They are the light that I suppose I'll always see at the end of a tunnel I will never walk entirely through.

I've had some lows.

I've been so bleak sometimes. . . well, let me tell you, touch and go couldn't explain where I've been. May often still be, and yet. . .

Some nights ago, my husband said to me, "You know, you've never been the person I met since. . .that night." I heard some good and bad in those words.

That night my sister. . .so beloved by me she was. . .7 years younger and so beautiful, and my little brothers. . .were gone in a fire and rain and smoke and screams and tears and horror. A few years later, Daddy was gone, too.

More than half of my family. . .gone. The people who crafted me, gone. The people I built hopes and a future around. A vapor.

I've missed them. I've cried for them. I've begged God for them back. I've stopped and still stop when alone on the roadside because the memories are more than anyone can bear and be "normal."
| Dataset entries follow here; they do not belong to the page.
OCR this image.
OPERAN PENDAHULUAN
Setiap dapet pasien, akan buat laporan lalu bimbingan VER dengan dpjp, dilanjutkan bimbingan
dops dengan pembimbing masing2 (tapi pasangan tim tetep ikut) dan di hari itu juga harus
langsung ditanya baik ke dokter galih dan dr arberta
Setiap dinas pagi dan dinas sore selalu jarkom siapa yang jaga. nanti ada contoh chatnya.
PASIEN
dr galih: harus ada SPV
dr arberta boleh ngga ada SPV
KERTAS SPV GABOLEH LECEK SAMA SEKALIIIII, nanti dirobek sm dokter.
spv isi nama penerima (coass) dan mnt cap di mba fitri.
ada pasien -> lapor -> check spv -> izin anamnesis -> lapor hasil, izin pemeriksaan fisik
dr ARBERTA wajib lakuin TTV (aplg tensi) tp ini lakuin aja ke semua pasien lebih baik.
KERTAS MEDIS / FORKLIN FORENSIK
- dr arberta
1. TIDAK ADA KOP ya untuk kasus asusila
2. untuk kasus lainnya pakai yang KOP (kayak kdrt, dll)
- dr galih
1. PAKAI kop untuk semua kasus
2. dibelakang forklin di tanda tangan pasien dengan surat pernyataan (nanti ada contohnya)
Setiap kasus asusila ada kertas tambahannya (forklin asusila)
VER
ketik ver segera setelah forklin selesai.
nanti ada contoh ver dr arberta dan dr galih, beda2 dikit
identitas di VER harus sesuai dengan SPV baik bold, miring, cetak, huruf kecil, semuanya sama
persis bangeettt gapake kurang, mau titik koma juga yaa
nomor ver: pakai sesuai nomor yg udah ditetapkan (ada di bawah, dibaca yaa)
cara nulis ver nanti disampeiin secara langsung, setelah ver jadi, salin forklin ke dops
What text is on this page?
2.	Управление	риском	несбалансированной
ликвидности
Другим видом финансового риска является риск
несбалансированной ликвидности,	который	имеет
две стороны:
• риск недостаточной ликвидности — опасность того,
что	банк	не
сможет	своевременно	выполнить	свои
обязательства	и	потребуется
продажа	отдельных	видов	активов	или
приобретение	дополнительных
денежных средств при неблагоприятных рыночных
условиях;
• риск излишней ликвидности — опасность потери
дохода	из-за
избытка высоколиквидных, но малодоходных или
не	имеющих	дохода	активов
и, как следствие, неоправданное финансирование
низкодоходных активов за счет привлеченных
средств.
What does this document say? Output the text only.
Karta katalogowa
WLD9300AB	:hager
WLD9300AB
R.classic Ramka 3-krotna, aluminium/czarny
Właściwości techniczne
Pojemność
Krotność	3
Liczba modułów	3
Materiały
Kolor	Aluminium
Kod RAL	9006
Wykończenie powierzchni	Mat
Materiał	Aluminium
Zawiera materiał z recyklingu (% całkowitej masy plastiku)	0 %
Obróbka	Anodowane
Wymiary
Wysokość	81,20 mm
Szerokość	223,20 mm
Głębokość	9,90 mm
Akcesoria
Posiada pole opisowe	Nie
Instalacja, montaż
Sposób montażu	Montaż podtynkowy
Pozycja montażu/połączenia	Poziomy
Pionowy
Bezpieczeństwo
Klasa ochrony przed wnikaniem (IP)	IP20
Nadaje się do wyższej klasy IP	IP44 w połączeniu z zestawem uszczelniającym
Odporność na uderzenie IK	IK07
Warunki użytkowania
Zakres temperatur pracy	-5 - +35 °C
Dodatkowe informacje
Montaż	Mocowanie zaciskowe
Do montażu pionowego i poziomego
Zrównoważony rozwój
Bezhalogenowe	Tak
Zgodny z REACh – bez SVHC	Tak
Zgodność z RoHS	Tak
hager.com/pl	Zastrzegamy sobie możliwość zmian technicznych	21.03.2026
I've wished to not be here without them, anymore. I've been unable to love others enough because of how much I wanted them. And then, I took apart that old person bit by bit. I've built her back brick by brick.

He didn't tell me I am not the same to be cruel. He didn't say the girl he knew before was better. He did say she was happier. She was. In a superficial way, she was blissful. And selfish. And she knew everything. And sometimes, she cared very little. And she wasn't thankful enough. And she didn't want to give everything she had to make other beings have more, be better, to have a chance.

And maybe I still haven't learned my lesson well enough because I'd be that mediocre creature again in the blink of an eye to see them again. Even for a few hours, but that isn't the way it works.

And since I do have to trudge on, I'm glad I'm better now, if less happy. I am certainly more thankful, and I believe that has more value.

And there are these 3 boys, one not so little anymore and two that still come to snuggle in the morning with me, and if things had to be this way, they are the light that I suppose I've always see at the end of a tunnel I will never walk entirely through.